The Editor,
Could it be said that “the chickens are coming home to roost” in the CDC?” I hope not but this is becoming a problematic trend for Senator George Weah and the CDC.
When the CDC should be experiencing an influx, it is now an exodus of its heavyweights. Why?
Elections are just five months away. I will stop here for now for me who was a drum major in the 2005 and 2011 elections for a native George Manneh Weah.
I have been trumpeting a Joseph Nyumah Boakai–George Manneh Weah all-native Dream Team presidential ticket in my political commentaries on FrontPageAfrica and on radio talk shows here in America but my suggestion fell on deaf ears. Instead, Weah opted for a NPFL-NPP alliance. Now things are beginning to fall apart.
I am a strong advocate for native unity but this caĺl is far above the paygrade for many natives to digest, especially when you take into consideration the calculated, strategic maneuvering of the congau to maintain their grip on power.
How else would one describe President Ellen Johnson Sirleaf’s lip-service and lukewarm support for her loyal native Vice President Joseph Nyumah Boakai when she is openly supporting her fellow congau Charles Walker Brumskine?
Ellen can deny all she wants that she is not supporting Brumskine but we natives know better. When native politicians are leaving her ruling Unity Party in droves and many are saying–like the Mandingo Musa Bility–that Ellen endorsed their carpet-crossing to Brumskine’s Liberty Party, and then this crucial election has become Natives versus Congau.
But money will not vote; instead, people will vote and our people and Mr, Boakai will do to Brumskine what George Weah did to Ellen’s son Robert in the 2014 senatorial contest. Brumskine has swallowed what has become the “Ellen-curse” to swamp his campaign. The poor voters are not stupid anymore; they will “eat” Brumskine’s money and then vote for Boakai.
This old dirty politricks of congua manipulation of natives by dangling bones/money in front of natives to sell their soul to the devil has reached its political deathbed in this election. So we gladly bid farewell to native sellouts: the Harrison Karnweas, the Jeremiah Suluntehs, Musa Bilitys and others who abandoned native Joseph Boakai for congua Charles Walker Brumskine, Alexander Cummings and Mills Jones.
This reality of these native political “Judases” has not lost on our people as made public in pronouncements of endorsements by the Kpelleh people of Bong County and our Gio and Mano kinsmen of vote-rich Nimba County when they referred to Joseph Boakai as “an indigenous true son of the soil.”
In-fact, our poor Gio and Mano sisters and mothers made history when they raised money for Mr. Boakai’s presidential campaign, a first ever in Liberia.
So, as the nation awaits the biggest political decision by Mr. Joseph Boakai for his VP pick, he is not burdened like the Congau who must pick a native as VP.
We urge Mr, Boakai to pick a native who has grassroots support to help him win in a first-round knockout on October 10, 2017 to put Liberia on an irreversible course in our ugly history: natives for self-governance.

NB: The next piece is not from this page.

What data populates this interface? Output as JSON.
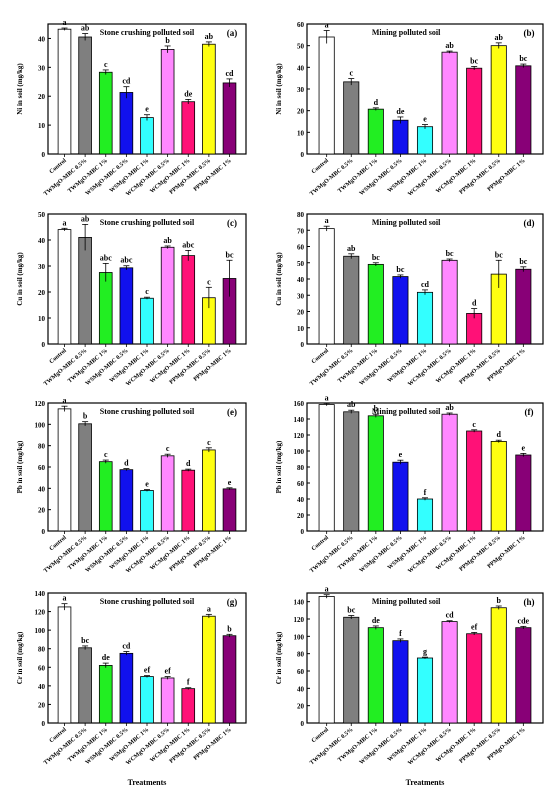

Back to the CDC debacle: “So shall you make your bed, so shall you lie in it.” Why would George Weah and the CDC that rose to popularity without ties to other political parties now find themselves in such entanglements that may mean the decline of that powerful grassroots movement?
Just imagine a Boakai-Weah ticket as I had been preaching? But good luck to Weah and the CDC. And this is why I support Joseph Nyumah Boakai, We natives have suffered far too long in our own country under the Congau to remain divided.
Out of 24 “presidents”, there has been only one native president, Samuel Doe when natives constitute 95% of the population. Enough is enough.